Una buona immagine sui mercati conquistata negli anni a suon di investimenti privati e pubblici, un patrimonio prezioso …. e, quando il discorso vira sul mercato, è il moderatore, Giorgio Dell’Orefice a lanciare nello stagno il “macigno” dei fondi OCM promozione non utilizzati dalle Regioni. 33 milioni di euro negli ultimi due anni dirottati dalle Regioni su altre misure mentre i progetti promozionali in quota nazionale vengono respinti per mancanza di fondi. “Uno scandalo che deve finire” chiosa perentorio Domenico Zonin rivolgendosi al Sottosegretario alle Politiche Agricole, Giuseppe Castiglione, che non si fa trovare impreparato: ”Oggi dobbiamo fare scelte di carattere strategico come ci siamo trovati a fare quando abbiamo riscritto l’OCM vino – risponde Castiglione – Ora, come allora, serve coraggio. Se ieri abbiamo affrontato l’ostilità dei produttori “abituati” alla distillazione, oggi non sarà certo un dramma cercare un modo nuovo per ripartire le risorse tra lo Stato e le Regioni così da utilizzarle proficuamente. La decisione di rivedere i criteri di utilizzo dei contributi appartiene alla politica che è chiamata a riprendersi i propri spazi lasciati, invece, troppo spesso in passato, nelle mani della burocrazia”.
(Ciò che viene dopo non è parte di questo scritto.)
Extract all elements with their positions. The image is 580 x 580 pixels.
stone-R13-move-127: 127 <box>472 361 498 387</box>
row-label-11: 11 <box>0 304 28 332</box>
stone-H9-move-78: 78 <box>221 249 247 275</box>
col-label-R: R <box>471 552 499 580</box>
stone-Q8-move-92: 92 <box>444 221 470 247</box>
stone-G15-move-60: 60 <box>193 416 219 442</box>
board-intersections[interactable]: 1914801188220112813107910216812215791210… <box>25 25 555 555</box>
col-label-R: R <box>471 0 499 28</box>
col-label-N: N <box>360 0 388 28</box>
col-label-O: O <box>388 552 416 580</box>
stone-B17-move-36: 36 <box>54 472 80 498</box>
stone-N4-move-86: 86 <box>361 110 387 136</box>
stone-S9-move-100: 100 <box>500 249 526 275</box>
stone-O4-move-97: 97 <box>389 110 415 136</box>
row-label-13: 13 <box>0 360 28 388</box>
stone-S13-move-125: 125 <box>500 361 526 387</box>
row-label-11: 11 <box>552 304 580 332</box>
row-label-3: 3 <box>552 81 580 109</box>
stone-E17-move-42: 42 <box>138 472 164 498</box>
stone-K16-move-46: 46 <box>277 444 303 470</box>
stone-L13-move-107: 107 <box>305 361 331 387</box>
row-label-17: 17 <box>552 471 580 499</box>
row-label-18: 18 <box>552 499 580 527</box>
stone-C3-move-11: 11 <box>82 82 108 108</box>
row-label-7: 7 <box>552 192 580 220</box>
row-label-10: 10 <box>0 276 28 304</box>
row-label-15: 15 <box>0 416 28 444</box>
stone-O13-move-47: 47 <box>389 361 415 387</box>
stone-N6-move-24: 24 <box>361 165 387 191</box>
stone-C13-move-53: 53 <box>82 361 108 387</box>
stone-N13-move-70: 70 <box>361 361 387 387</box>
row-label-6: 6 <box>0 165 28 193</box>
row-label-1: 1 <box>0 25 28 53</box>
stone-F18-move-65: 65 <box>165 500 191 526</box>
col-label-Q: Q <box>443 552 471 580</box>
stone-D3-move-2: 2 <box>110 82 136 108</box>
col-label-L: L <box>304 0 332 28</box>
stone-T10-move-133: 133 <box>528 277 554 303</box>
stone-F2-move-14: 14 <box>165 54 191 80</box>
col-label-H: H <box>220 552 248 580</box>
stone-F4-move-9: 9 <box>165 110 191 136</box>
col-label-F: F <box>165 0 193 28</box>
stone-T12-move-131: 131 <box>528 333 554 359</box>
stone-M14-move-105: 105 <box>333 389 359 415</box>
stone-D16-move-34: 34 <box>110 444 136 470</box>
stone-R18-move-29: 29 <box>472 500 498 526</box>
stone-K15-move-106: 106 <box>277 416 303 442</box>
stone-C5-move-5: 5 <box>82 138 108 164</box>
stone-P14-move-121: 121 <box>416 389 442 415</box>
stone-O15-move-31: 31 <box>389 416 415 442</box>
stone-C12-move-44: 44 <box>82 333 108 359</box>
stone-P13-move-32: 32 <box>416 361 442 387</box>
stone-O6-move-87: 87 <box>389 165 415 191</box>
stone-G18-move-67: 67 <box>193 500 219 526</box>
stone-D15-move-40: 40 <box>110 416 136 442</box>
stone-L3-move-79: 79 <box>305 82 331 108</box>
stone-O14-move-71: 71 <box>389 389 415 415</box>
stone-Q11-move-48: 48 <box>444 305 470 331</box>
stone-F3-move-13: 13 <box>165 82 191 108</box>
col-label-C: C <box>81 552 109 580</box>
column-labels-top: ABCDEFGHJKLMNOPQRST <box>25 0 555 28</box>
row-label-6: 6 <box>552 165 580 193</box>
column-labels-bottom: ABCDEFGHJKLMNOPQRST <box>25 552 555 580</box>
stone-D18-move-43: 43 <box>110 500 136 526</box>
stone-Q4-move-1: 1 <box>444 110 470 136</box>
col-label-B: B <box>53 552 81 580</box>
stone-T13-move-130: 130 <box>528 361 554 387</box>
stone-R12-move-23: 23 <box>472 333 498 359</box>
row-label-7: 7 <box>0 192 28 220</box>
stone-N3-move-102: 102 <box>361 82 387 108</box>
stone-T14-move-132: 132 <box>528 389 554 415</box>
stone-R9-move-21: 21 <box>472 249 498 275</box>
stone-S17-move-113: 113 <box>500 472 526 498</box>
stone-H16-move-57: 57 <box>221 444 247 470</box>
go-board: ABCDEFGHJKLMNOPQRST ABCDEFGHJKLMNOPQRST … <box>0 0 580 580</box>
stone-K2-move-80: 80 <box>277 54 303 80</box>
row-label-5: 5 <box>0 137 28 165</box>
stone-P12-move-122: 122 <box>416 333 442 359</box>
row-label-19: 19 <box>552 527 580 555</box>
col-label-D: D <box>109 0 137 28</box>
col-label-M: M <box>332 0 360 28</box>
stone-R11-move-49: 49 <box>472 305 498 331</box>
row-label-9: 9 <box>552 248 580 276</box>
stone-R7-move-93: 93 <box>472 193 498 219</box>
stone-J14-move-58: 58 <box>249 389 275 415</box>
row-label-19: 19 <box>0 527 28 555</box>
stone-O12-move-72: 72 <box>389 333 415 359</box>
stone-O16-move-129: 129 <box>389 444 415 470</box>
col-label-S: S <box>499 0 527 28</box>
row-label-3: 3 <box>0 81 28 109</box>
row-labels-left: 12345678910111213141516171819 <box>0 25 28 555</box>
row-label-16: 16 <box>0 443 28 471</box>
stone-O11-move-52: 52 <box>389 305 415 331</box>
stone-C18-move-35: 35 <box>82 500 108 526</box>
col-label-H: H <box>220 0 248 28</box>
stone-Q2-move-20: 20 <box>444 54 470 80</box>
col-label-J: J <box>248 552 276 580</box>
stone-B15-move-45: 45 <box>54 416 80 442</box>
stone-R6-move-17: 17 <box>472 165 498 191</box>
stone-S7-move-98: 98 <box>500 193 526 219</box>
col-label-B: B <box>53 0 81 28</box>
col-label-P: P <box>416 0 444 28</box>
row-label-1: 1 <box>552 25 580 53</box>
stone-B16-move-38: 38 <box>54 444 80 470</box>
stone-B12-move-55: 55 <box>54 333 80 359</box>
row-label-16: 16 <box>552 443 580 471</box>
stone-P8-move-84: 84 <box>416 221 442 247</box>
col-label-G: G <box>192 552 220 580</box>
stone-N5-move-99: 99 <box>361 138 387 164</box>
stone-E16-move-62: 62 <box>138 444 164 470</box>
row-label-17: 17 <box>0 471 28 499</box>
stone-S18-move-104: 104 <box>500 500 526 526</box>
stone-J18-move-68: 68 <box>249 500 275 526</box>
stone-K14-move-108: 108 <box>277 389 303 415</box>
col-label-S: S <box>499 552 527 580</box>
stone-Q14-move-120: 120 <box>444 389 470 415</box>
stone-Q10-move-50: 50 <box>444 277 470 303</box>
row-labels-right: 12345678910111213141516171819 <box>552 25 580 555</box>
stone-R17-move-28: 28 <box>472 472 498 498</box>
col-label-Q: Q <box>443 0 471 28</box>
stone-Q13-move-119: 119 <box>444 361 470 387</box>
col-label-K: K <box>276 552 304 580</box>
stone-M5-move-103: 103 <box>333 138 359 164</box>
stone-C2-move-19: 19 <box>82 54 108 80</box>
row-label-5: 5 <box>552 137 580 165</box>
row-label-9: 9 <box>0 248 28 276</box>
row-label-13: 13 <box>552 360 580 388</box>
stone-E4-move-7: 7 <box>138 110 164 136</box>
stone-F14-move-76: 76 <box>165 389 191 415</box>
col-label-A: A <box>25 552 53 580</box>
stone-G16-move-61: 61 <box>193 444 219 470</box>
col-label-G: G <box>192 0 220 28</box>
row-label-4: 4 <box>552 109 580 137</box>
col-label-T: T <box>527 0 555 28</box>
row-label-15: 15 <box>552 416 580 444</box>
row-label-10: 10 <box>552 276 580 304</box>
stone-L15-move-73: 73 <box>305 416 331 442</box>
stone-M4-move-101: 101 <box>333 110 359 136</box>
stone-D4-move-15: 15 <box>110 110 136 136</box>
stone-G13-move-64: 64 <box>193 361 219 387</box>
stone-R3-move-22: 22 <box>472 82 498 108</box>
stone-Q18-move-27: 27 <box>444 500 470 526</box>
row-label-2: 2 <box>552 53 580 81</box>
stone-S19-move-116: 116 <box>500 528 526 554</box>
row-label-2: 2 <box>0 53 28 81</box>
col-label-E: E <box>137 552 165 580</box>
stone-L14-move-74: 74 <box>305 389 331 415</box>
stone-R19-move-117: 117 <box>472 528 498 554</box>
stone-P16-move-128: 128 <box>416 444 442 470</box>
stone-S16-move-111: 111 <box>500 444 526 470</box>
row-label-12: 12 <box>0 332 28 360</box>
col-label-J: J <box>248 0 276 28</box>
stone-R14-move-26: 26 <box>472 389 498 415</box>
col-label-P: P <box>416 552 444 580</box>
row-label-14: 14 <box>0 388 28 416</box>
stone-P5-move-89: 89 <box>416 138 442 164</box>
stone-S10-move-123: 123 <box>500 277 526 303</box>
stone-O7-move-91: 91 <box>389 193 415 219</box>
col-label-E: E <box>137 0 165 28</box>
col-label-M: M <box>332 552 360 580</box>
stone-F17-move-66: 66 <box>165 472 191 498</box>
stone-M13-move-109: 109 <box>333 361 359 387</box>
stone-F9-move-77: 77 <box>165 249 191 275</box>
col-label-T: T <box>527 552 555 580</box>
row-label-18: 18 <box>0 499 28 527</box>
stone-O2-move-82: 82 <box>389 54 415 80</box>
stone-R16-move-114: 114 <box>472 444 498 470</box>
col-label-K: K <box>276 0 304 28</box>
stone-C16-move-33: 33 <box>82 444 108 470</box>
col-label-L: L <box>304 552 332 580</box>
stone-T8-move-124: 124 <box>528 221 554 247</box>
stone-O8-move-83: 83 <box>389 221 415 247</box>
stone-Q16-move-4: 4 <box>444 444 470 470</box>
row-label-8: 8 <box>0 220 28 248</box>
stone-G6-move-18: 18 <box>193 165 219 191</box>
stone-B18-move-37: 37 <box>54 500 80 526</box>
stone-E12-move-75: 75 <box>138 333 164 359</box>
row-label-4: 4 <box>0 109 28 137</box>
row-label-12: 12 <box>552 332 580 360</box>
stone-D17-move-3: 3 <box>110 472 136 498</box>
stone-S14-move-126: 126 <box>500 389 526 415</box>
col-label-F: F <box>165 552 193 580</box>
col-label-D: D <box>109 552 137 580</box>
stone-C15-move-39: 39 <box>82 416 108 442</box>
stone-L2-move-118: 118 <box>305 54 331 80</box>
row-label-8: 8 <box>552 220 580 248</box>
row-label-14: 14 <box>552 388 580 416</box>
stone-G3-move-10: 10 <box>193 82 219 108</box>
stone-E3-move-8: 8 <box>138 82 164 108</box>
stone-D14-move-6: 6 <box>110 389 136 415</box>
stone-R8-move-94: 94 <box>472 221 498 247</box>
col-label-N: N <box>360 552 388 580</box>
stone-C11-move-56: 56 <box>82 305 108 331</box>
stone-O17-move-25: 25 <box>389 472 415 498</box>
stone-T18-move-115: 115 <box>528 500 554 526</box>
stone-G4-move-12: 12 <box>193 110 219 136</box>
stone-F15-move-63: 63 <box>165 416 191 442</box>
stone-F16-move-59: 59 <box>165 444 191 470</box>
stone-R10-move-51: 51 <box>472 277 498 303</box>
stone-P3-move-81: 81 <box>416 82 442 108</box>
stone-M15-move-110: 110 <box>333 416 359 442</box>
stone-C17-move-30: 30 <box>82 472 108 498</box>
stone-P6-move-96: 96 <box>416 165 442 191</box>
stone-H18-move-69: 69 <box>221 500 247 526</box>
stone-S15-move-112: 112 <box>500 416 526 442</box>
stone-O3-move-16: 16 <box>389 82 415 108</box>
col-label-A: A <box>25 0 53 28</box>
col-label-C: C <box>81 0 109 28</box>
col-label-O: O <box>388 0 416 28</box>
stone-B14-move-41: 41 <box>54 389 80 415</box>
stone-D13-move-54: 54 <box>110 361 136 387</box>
E, nel confronto a distanza con le Regioni, non poteva mancare l’altro tema “caldo” che aveva tenuto banco nel Consiglio: il sistema di gestione delle autorizzazioni ai nuovi impianti. Dopo un altro assist del moderatore, Giorgio Dell’Orefice, è ancora Zonin a partire all’attacco: “il declino del potenziale viticolo, ininterrotto da oltre un decennio, è sotto gli occhi di tutti – ha accusato il presidente di UIV – e proseguirà incessante se non troveremo un sistema efficiente di gestire quell’1% annuo di superficie vitata (pari a circa 6500 ettari) di nuove autorizzazioni che la PAC ci consentirà in futuro”. Anche perché dall’UE arrivano segnali molto confusi sui criteri di gestione della partita “autorizzazioni” e le Regioni italiane sono pronte a rientrare in campo. Lacci e lacciuoli, regolamenti e criteri contro cui interviene il Segretario Generale del CEEV, José Ramon Fernandez: “mentre noi ci riempiamo di regole, dimentichiamo che l’Europa vitivinicola si confronta con un resto del mondo che non ha queste limitazioni. E sarebbe un grave errore non tenere nella dovuta considerazione il fatto che gli spazi di mercato lasciati liberi dalla mancanza di prodotto europeo saranno occupati dal vino proveniente da Argentina, Cile, Australia, ecc. Un pericolo serio che può e deve essere neutralizzato indirizzando i nuovi vigneti – conclude Ramon – dove chiede il mercato”.